Da una cabina pubblica fanno «impazzire» militari e vigili del fuoco: denunciati per procurato allarme

«Cosa c’è di grave? Voi non avete mai fatto scherzi telefonici in vita vostra?».
Così si sono giustificati i due ragazzi davanti ai carabinieri della compagnia di Corsico che, l’altra notte, li hanno denunciati per interruzione di pubblico servizio e procurato allarme a Rozzano. In meno di un’ora, tra le 3 e le 4, infatti, i due amici - uno studente sedicenne e un disoccupato di 22 anni - hanno segnalato, da una cabina telefonica di un quartiere popolare di Rozzano, in via Peonie, ben quattro falsi allarmi, tutti lì, nella loro zona. Facendo letteralmente impazzire vigili del fuoco e carabinieri.
Al centralino del 112 e del 115, infatti (in ordine di tempo, ndr) sono giunte prima una telefonata che segnalava delle auto incendiate (i pompieri sono arrivati con due autobotti, ndr), poi una persona rimasta bloccata in ascensore (confidando sul fatto che, molto spesso, vigili e carabinieri realmente intervengono in quel quartiere, pieno di stabili Aler, perché gli ascensori si bloccano con le persone dentro, ndr), quindi un altro incendio, stavolta in un palazzo e, infine, un bimbo bloccato di nuovo in ascensore.

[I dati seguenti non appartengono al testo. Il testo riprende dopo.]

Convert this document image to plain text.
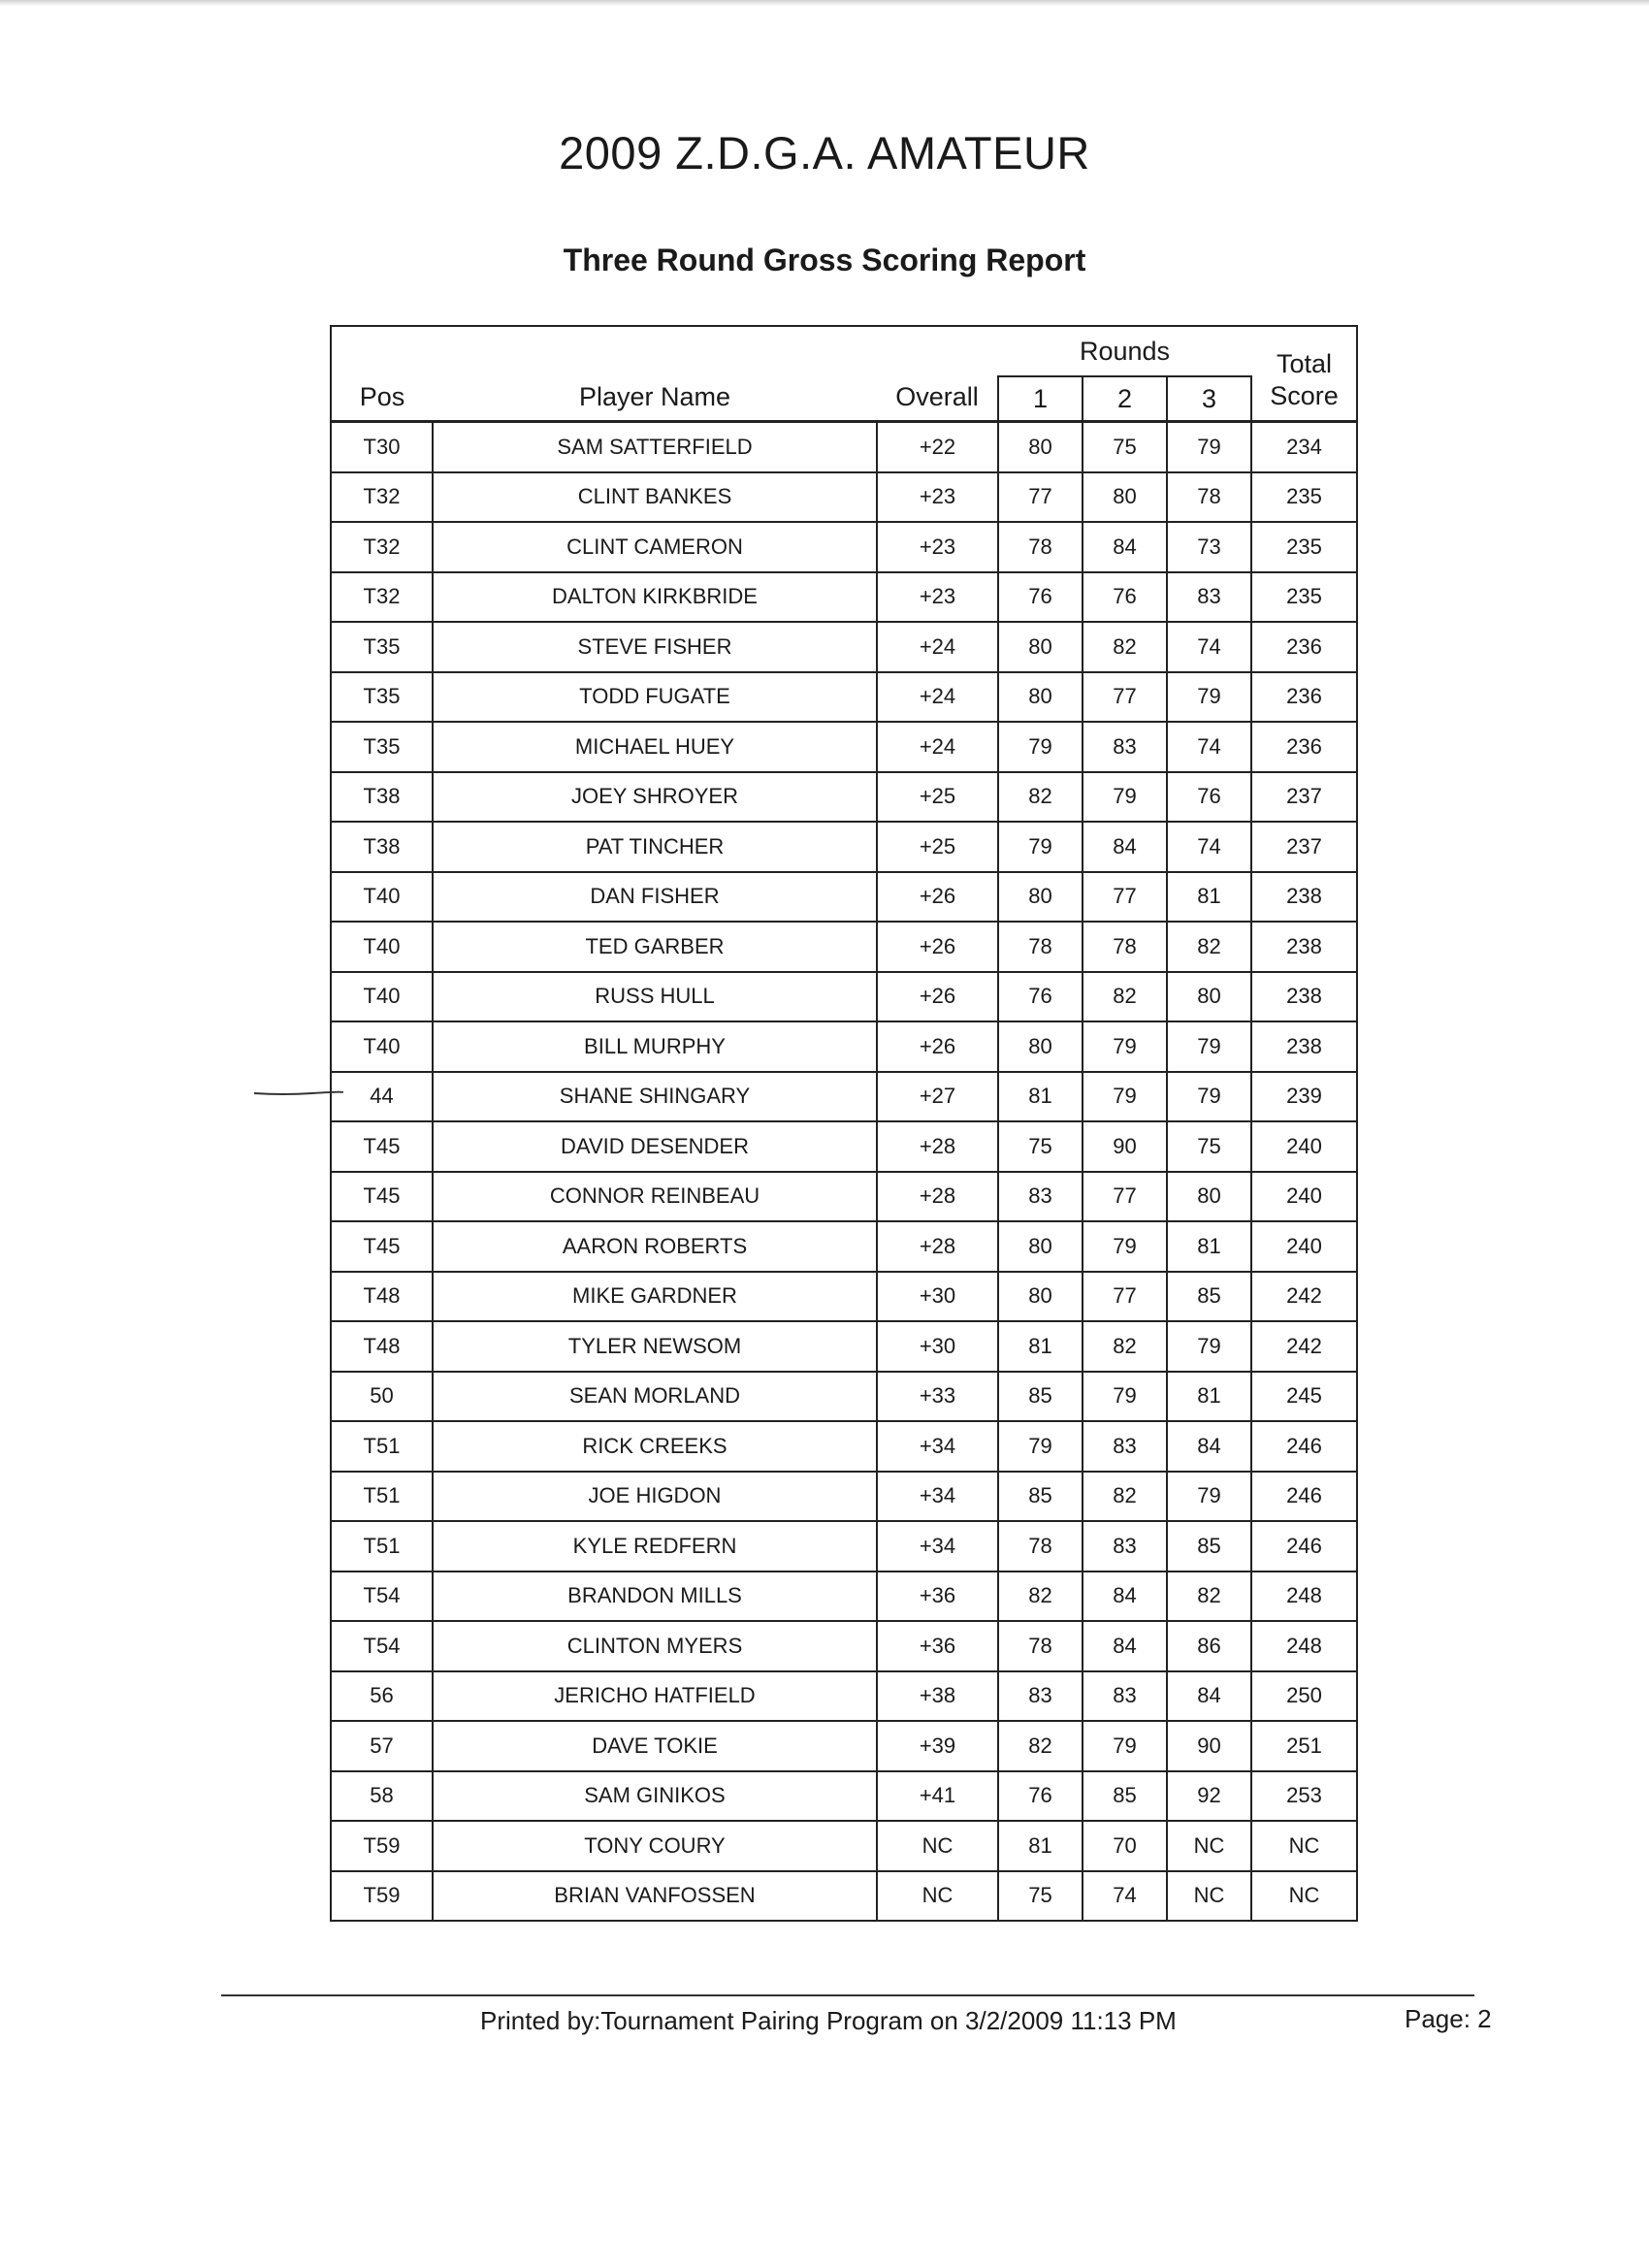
2009 Z.D.G.A. AMATEUR
Three Round Gross Scoring Report
Pos	Player Name	Overall	Rounds			Total Score
			1	2	3	
T30	SAM SATTERFIELD	+22	80	75	79	234
T32	CLINT BANKES	+23	77	80	78	235
T32	CLINT CAMERON	+23	78	84	73	235
T32	DALTON KIRKBRIDE	+23	76	76	83	235
T35	STEVE FISHER	+24	80	82	74	236
T35	TODD FUGATE	+24	80	77	79	236
T35	MICHAEL HUEY	+24	79	83	74	236
T38	JOEY SHROYER	+25	82	79	76	237
T38	PAT TINCHER	+25	79	84	74	237
T40	DAN FISHER	+26	80	77	81	238
T40	TED GARBER	+26	78	78	82	238
T40	RUSS HULL	+26	76	82	80	238
T40	BILL MURPHY	+26	80	79	79	238
44	SHANE SHINGARY	+27	81	79	79	239
T45	DAVID DESENDER	+28	75	90	75	240
T45	CONNOR REINBEAU	+28	83	77	80	240
T45	AARON ROBERTS	+28	80	79	81	240
T48	MIKE GARDNER	+30	80	77	85	242
T48	TYLER NEWSOM	+30	81	82	79	242
50	SEAN MORLAND	+33	85	79	81	245
T51	RICK CREEKS	+34	79	83	84	246
T51	JOE HIGDON	+34	85	82	79	246
T51	KYLE REDFERN	+34	78	83	85	246
T54	BRANDON MILLS	+36	82	84	82	248
T54	CLINTON MYERS	+36	78	84	86	248
56	JERICHO HATFIELD	+38	83	83	84	250
57	DAVE TOKIE	+39	82	79	90	251
58	SAM GINIKOS	+41	76	85	92	253
T59	TONY COURY	NC	81	70	NC	NC
T59	BRIAN VANFOSSEN	NC	75	74	NC	NC
Printed by:Tournament Pairing Program on 3/2/2009 11:13 PM	Page: 2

Da quest’ultima telefonata i carabinieri della compagnia di Corsico, corsi in aiuto a quelli della stazione di Rozzano, sono risaliti alla cabina dalla quale provenivano le telefonate.
All'arrivo dei militari in via Peonie i due giovani erano ancora vicino della cabina. Prima hanno tentato la fuga; poi, bloccati dai carabinieri e portati in caserma a Corsico, i due non ci hanno messo molto ad ammettere le loro colpe.
Gli stessi militari si sono stupiti nel trovarsi dinnanzi due ragazzi che non hanno per niente l’aria dei teppistelli da hinterland. I giovani, infatti, non solo non hanno mai avuto alcun problema con la giustizia, ma sono sempre stati considerati da tutti, nel quartiere di Rozzano dove vivono, due tipi decisamente tranquilli.
Mentre il ventiduenne è stato denunciato all’autorità giudiziaria, il più giovane, colpito dalle medesime accuse, è stato segnalato alla Procura dei minori.